Se scompare uno stato
L'Economist si chiede che cosa succederà quando l'innalzamento dei mari minaccerà l'esistenza di alcuni stati in mezzo all'oceano
Il livello del mare è cresciuto di circa venti centimetri nell’ultimo secolo, e nel 2100 potrebbe essere aumentato di altri cinquanta o sessanta centimetri rispetto ad oggi. Questo innalzamento potrebbe mettere a rischio la stessa esistenza di alcuni stati come Kiribati, una trentina di atolli nell’Oceano Pacifico, o le Maldive, il paese con l’altezza media sul livello del mare più bassa del mondo: meno di un metro per più dell’80 percento del territorio nazionale. Anche senza essere completamente sommersi, questi paesi potrebbero diventare inabitabili a causa delle infiltrazioni saline nelle riserve di acqua dolce e perché il territorio ristretto diventerebbe indifendibile dalle onde.
L’Economist si occupa delle implicazioni legali, tutt’altro che chiare, della scomparsa del territorio di uno stato. Senza territorio non esiste lo stato, secondo alcune definizioni, perché verrebbe a mancare una delle condizioni fondamentali insieme a una popolazione permanente e alla capacità di mantenere rapporti con le altre entità nazionali. Secondo un’altra ipotesi giuridica, invece, gli abitanti di un’isola che viene sommersa potrebbero mantenere i loro diritti anche migrando in un altro paese o unendosi a un altro stato. Secondo Jenny Grote Stoutenburg della Columbia High School, un’isola che minaccia di scomparire potrebbe mantenere (e abitare) una struttura artificiale galleggiante per poter continuare a esercitare i suoi diritti di stato.
Non si tratta solo di un’ipotesi scolastica: i problemi sono destinati a presentarsi per quanto riguarda lo sfruttamento di riserve minerarie o ittiche. Attualmente, intorno a un paese costiero si estendono le acque territoriali per 12 miglia nautiche dalla costa, una zona economica esclusiva per 200 miglia e la possibilità di avanzare diritti sulla piattaforma continentale per 350 miglia (un miglio nautico equivale a 1852 metri).

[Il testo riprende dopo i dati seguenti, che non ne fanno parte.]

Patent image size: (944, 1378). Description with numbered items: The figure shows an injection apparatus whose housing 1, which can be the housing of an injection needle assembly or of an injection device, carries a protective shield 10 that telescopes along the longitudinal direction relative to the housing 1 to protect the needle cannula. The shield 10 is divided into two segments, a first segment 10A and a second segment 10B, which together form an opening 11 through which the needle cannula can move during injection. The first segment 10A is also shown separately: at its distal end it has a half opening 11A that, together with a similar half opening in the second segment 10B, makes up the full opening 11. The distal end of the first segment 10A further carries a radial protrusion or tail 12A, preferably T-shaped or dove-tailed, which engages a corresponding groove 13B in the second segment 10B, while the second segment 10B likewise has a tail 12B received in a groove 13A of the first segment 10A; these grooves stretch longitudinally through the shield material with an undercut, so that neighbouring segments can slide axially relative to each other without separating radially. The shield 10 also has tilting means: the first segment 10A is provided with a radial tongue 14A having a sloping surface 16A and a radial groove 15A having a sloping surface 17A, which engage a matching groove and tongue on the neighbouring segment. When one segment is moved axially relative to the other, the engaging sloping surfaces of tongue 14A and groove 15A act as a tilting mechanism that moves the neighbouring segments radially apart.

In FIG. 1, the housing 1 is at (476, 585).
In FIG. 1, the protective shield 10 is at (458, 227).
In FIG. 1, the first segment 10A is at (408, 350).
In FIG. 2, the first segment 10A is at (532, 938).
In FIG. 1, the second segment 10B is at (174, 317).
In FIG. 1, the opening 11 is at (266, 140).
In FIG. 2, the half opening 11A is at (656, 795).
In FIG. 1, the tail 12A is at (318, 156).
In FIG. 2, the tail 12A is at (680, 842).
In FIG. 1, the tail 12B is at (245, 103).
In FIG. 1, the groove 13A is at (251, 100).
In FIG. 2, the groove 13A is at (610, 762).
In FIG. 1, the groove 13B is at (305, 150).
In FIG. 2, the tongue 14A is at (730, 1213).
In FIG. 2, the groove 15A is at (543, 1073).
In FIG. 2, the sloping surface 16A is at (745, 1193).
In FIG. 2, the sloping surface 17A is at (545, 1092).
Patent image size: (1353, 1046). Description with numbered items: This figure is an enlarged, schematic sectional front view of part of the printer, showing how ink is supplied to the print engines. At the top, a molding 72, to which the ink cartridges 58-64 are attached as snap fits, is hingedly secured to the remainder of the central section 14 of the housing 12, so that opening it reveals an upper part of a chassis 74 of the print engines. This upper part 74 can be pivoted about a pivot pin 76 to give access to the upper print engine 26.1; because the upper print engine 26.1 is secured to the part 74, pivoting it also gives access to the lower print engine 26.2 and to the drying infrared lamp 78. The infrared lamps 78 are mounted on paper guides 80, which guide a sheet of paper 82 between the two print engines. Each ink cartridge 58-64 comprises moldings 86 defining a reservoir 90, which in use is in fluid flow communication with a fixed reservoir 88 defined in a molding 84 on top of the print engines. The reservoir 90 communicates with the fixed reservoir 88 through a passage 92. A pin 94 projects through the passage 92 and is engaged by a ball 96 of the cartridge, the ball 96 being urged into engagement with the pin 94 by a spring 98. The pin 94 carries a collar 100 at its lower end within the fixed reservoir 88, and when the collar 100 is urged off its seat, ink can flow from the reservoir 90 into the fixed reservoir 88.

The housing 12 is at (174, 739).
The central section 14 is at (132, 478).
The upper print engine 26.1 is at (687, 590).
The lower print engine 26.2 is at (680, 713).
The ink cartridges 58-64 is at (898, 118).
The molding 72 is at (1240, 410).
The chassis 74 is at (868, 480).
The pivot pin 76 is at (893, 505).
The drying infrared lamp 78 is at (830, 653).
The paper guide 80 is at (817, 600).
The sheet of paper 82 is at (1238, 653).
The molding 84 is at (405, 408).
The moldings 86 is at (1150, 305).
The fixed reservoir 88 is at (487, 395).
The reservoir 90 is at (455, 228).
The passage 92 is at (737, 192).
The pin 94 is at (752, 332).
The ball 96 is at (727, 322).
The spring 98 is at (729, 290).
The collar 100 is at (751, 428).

Quando la costa arretra, si pone la questione se anche le linee delle diverse zone marittime si debbano modificare, oppure restino quelle stabilite in passato con accordi internazionali.
Un altro campo in cui si pongono questioni simili sono alcune dispute di confine. Poiché gli accordi stabiliscono che solamente le isole possano stabilire le aree marittime (zona economica esclusiva, acque territoriali e così via), e non gli scogli o i luoghi «che non possono sostenere insediamenti umani o autonoma vita economica», il Giappone e la Cina si litigano il controllo dell’area intorno a un atollo disabitato 1800 chilometri a sud di Tokyo, che il Giappone chiama Okinotorishima (isola di Okonotori), mentre la Cina la reputa solamente una roccia. La zona è strategica e le acque intorno a Okinotori, qualunque cosa sia, sono molto ricche di petrolio.